Why We Love Sociopaths: Book Review
The other day I saw some high school students in a coffeeshop, and on the table was a book titled Why We Love Sociopaths. I laughed when I saw it, thinking it was an excellent book title. Then I looked it up on kindle and read the whole thing that night. At 100 pages it covers a wide range of ideas, questions and criticisms of modern television, a second cousin to Postman’s classic Amusing Ourselves to Death.
While I’m a fan of the high quality of television we’ve seen in the last decade, perhaps the highest of all time, I’m often bothered by how horrible the lead characters are as people. Certainly Shakespeare had some lead characters who were cruel or rotten and it’s not a new structure for drama. But if you run through The Sopranos, The Simpsons, The Wire, Mad Men and even South Park, you find consistent reprehensible behavior among central characters, sometimes played for comedy but often seriously.
Kotsko, a professor of humanities at Shimer college, improved my thinking( and I interviewed him about his book here). He takes many popular shows and breaks them down, exposing, through a conversational and refreshingly non-academic style, deeper questions and theories as to why these characters are popular to modern America.
I didn’t agree with all of his analysis, but that’s part of the fun. What do I believe? His take was consistently interesting enough to provoke me into deeper thought, a compliment for any book.
If you’ve never seen The Wire, House, The Simpsons, Dexter, Breaking Bad or the shows I’ve mentioned above enough to know the main characters and themes, I’d pass on this book. His analysis lands well if you’ve seen the shows, but for shows I didn’t know it was harder to follow.
Here are some good quotes from the book.
On evil sociopathic characters being a form of wish fulfillment of escape from morals:
The sociopath is an individual who transcends the social, who is not bound by it in any gut-level way and who can therefore use it purely as a tool… If only I didn’t give a fuck about anyone or anything, we think—then I would be powerful and free.
On reality TV shows rewarding sociopathic behavior (manipulations and betrayals):
Many of the adult games that Augustine was so skeptical of remain with us today: the quest for wealth or fame, or public debates and trials won by rhetoric and technicalities rather than truth and justice. Since his time, however, at least one new adult game has emerged—the reality TV show.

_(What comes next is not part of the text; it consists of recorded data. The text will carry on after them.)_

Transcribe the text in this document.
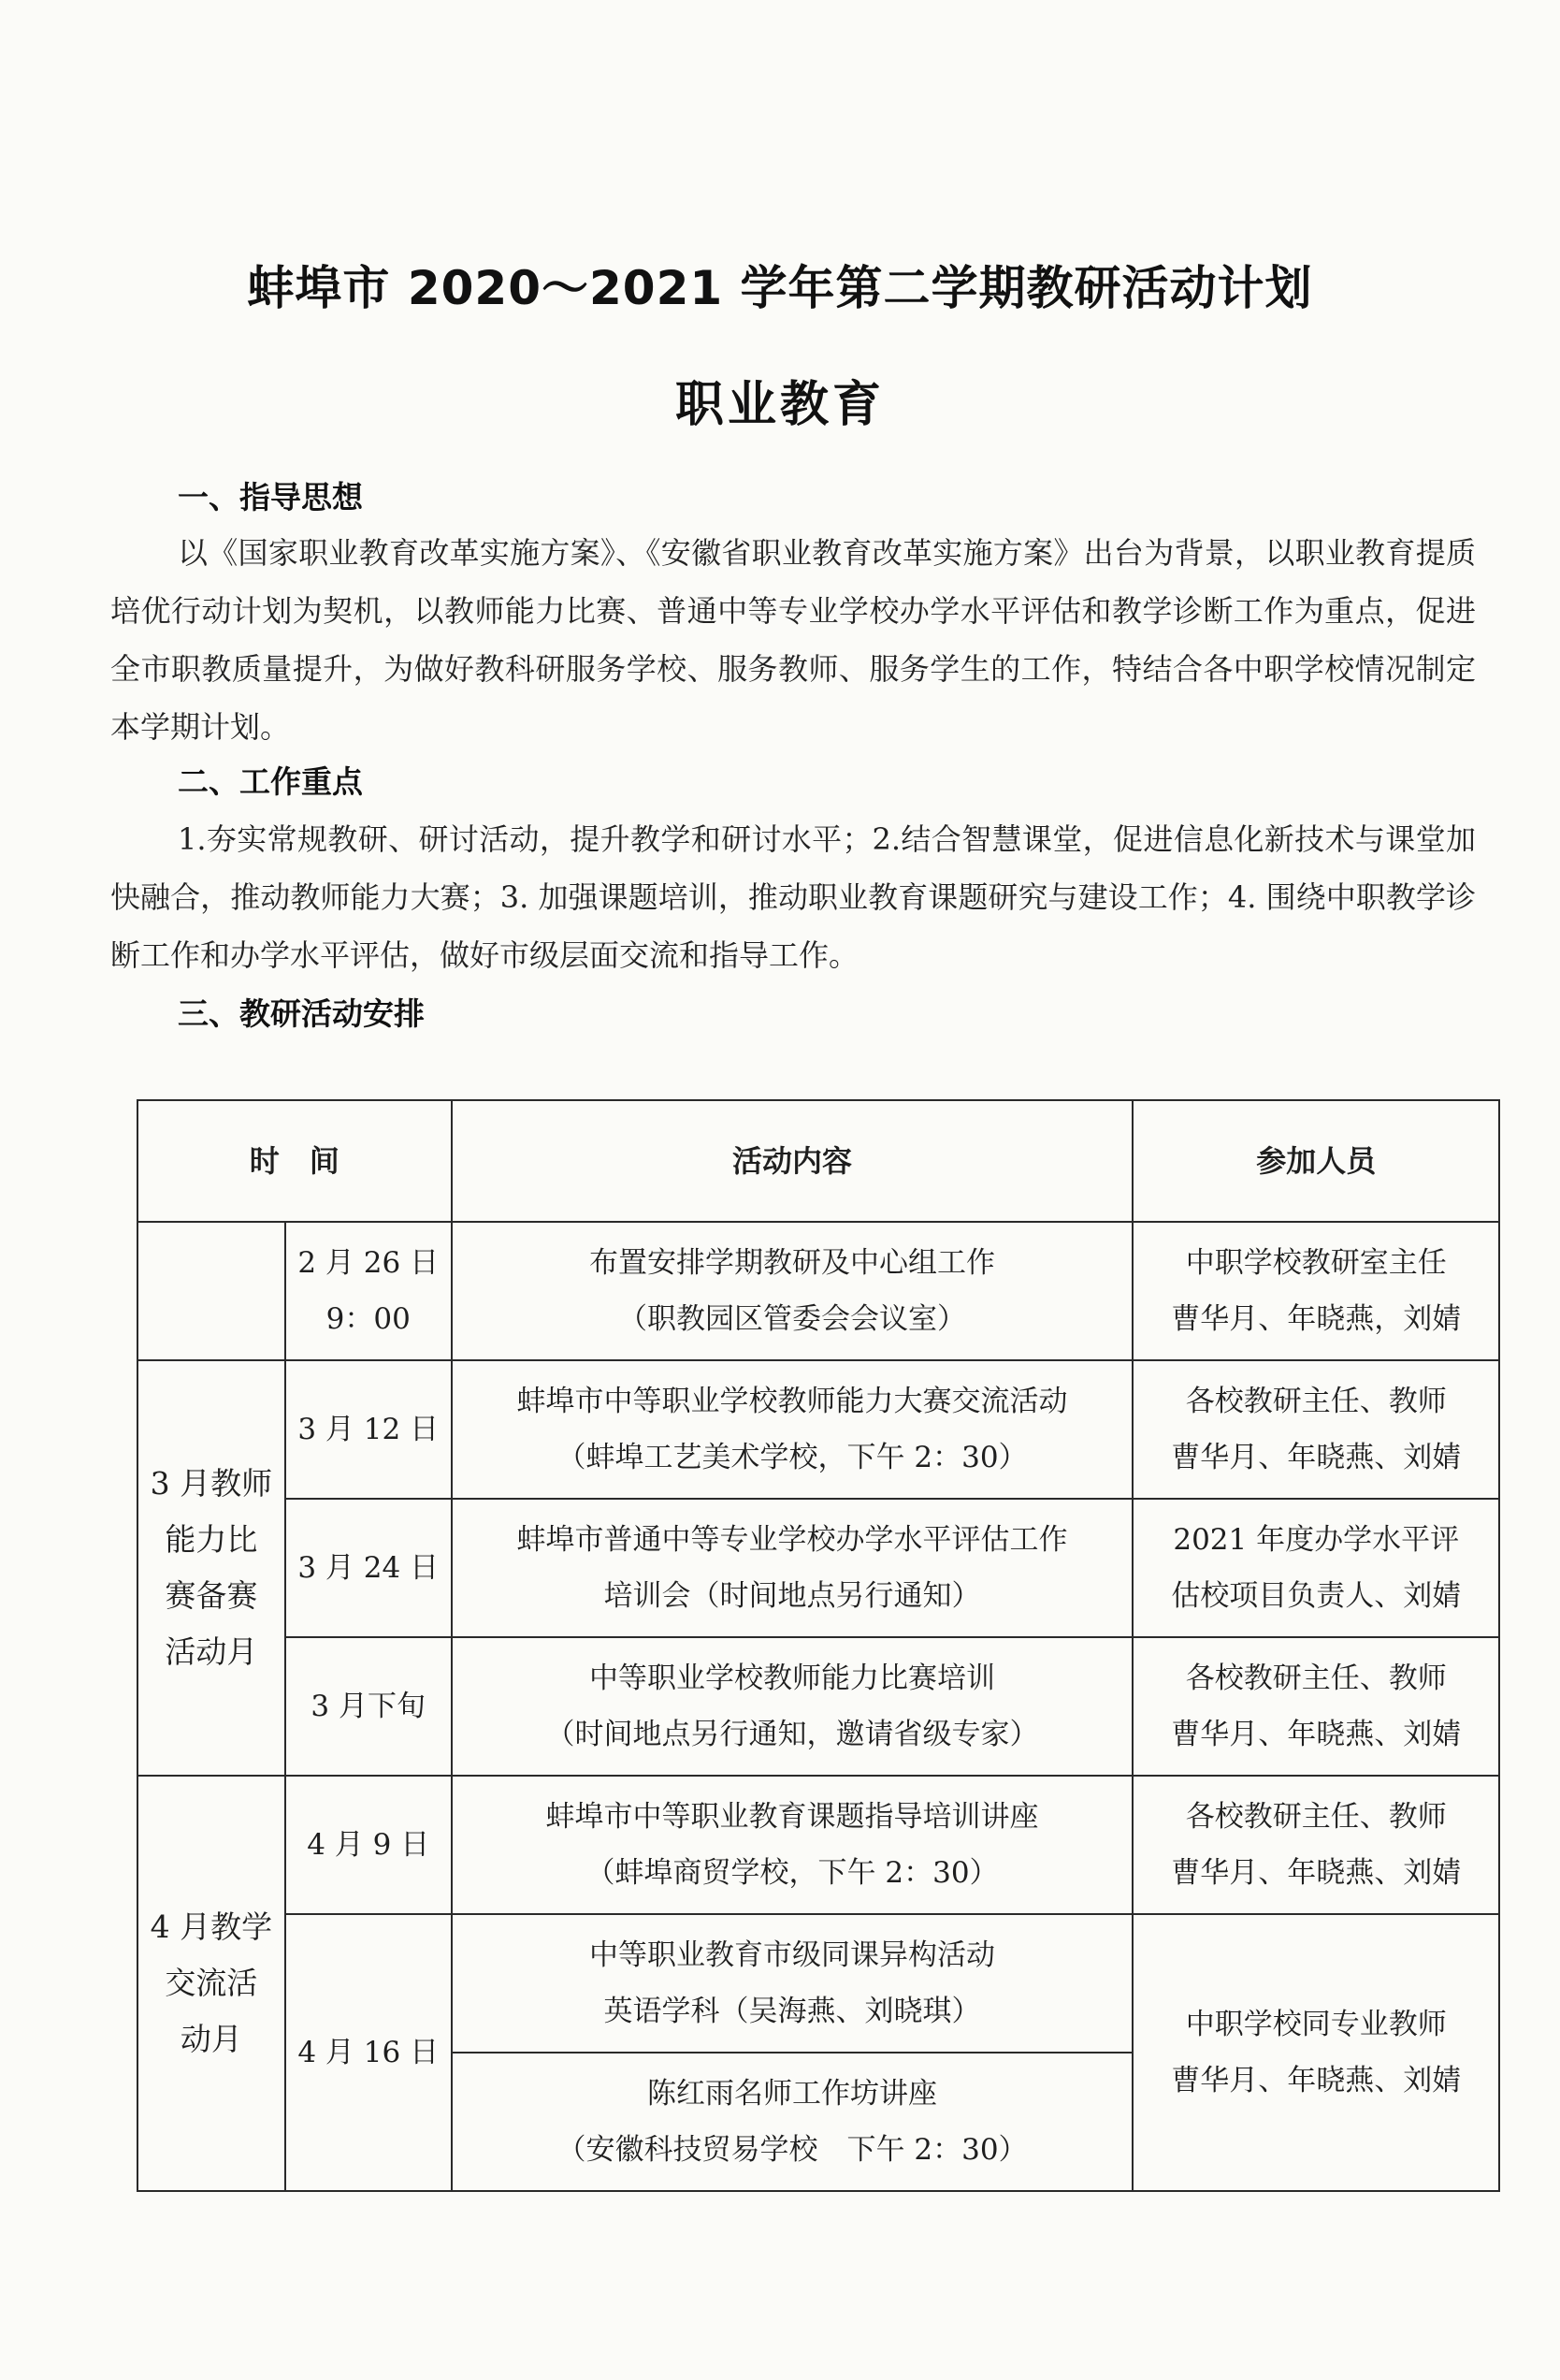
蚌埠市 2020～2021 学年第二学期教研活动计划
职业教育
一、指导思想
以《国家职业教育改革实施方案》、《安徽省职业教育改革实施方案》出台为背景，以职业教育提质培优行动计划为契机，以教师能力比赛、普通中等专业学校办学水平评估和教学诊断工作为重点，促进全市职教质量提升，为做好教科研服务学校、服务教师、服务学生的工作，特结合各中职学校情况制定本学期计划。
二、工作重点
1.夯实常规教研、研讨活动，提升教学和研讨水平；2.结合智慧课堂，促进信息化新技术与课堂加快融合，推动教师能力大赛；3. 加强课题培训，推动职业教育课题研究与建设工作；4. 围绕中职教学诊断工作和办学水平评估，做好市级层面交流和指导工作。
三、教研活动安排
时　间		活动内容	参加人员

	2 月 26 日
9：00	布置安排学期教研及中心组工作
（职教园区管委会会议室）	中职学校教研室主任
曹华月、年晓燕，刘婧

3 月教师
能力比
赛备赛
活动月	3 月 12 日	蚌埠市中等职业学校教师能力大赛交流活动
（蚌埠工艺美术学校，下午 2：30）	各校教研主任、教师
曹华月、年晓燕、刘婧

	3 月 24 日	蚌埠市普通中等专业学校办学水平评估工作
培训会（时间地点另行通知）	2021 年度办学水平评
估校项目负责人、刘婧

	3 月下旬	中等职业学校教师能力比赛培训
（时间地点另行通知，邀请省级专家）	各校教研主任、教师
曹华月、年晓燕、刘婧

4 月教学
交流活
动月	4 月 9 日	蚌埠市中等职业教育课题指导培训讲座
（蚌埠商贸学校，下午 2：30）	各校教研主任、教师
曹华月、年晓燕、刘婧

	4 月 16 日	中等职业教育市级同课异构活动
英语学科（吴海燕、刘晓琪）	中职学校同专业教师
曹华月、年晓燕、刘婧

		陈红雨名师工作坊讲座
（安徽科技贸易学校　下午 2：30）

The centrality of exclusion to the model can be seen in the fact that even apparently skill-based shows, such as America’s Next Top Model or Hell’s Kitchen, with outside judges determining the winner rather than a vote of one’s peers, typically rely on the slow work of “voting people off the island” rather than any kind of positive score-keeping.
On Dan Draper’s inherent sociopathy:
What kind of man’s first thought, in the split second after witnessing a horrific death, is not to panic, not to head for cover, but to consider how he can take advantage of this situation to raise his social standing?
This mercenary approach to human identity is a necessary correlate to his ability to buy his own pitch, showing the thorough inner consistency of his worldview: everyone can be manipulated by the same emotional triggers, including me, and everyone is interchangeable, even me.
I read the whole book in one sitting. If you’re a curious fan of these shows, you’ll enjoy the book.
I haven’t watch any of those shows (except the Simpsons, years ago). However, I’ve seen a few clips of the other shows on the PBS series America in Primetime, especially the episode on The Crusader.
I’m reminded of analyses of video game violence in which the argument is put forth that the violence acted out in these games acts as a relief valve that may serve to reduce violent actions in real life. It seems like Kotsko is suggesting that other, or more general, acts of sociopathology might offer similar relief valves for behavior that would otherwise be considered unacceptable.
Exactly Joe. I saw that series and thought it was good.
Kotsko makes some similar points, however he’s less generous to the makers of these shows than the PBS series was.
Well Scott, it was thanks to you, some years ago, that I eagerly bought the entire series of the Wire, all at once. Next day I laughed to tell someone in the bar, “Jeez, Captain Kirk would never act like that.”
Now I know I’m better off with sci-fi and Japanese cartoons. And Mad Men. I should add that I’m Canadian, with no responsibility to do the “citizen thing” in the war on drugs. (Here drugs are a regular peace-time crime) I hope to blow the dust off my Wire DVD’s some time when I have less stress in my life. (I’m working on that)
Meanwhile, in the pacific northwest, long before TV, the Indians had the relief valve of stories of Sketco the raven who would act out sexually.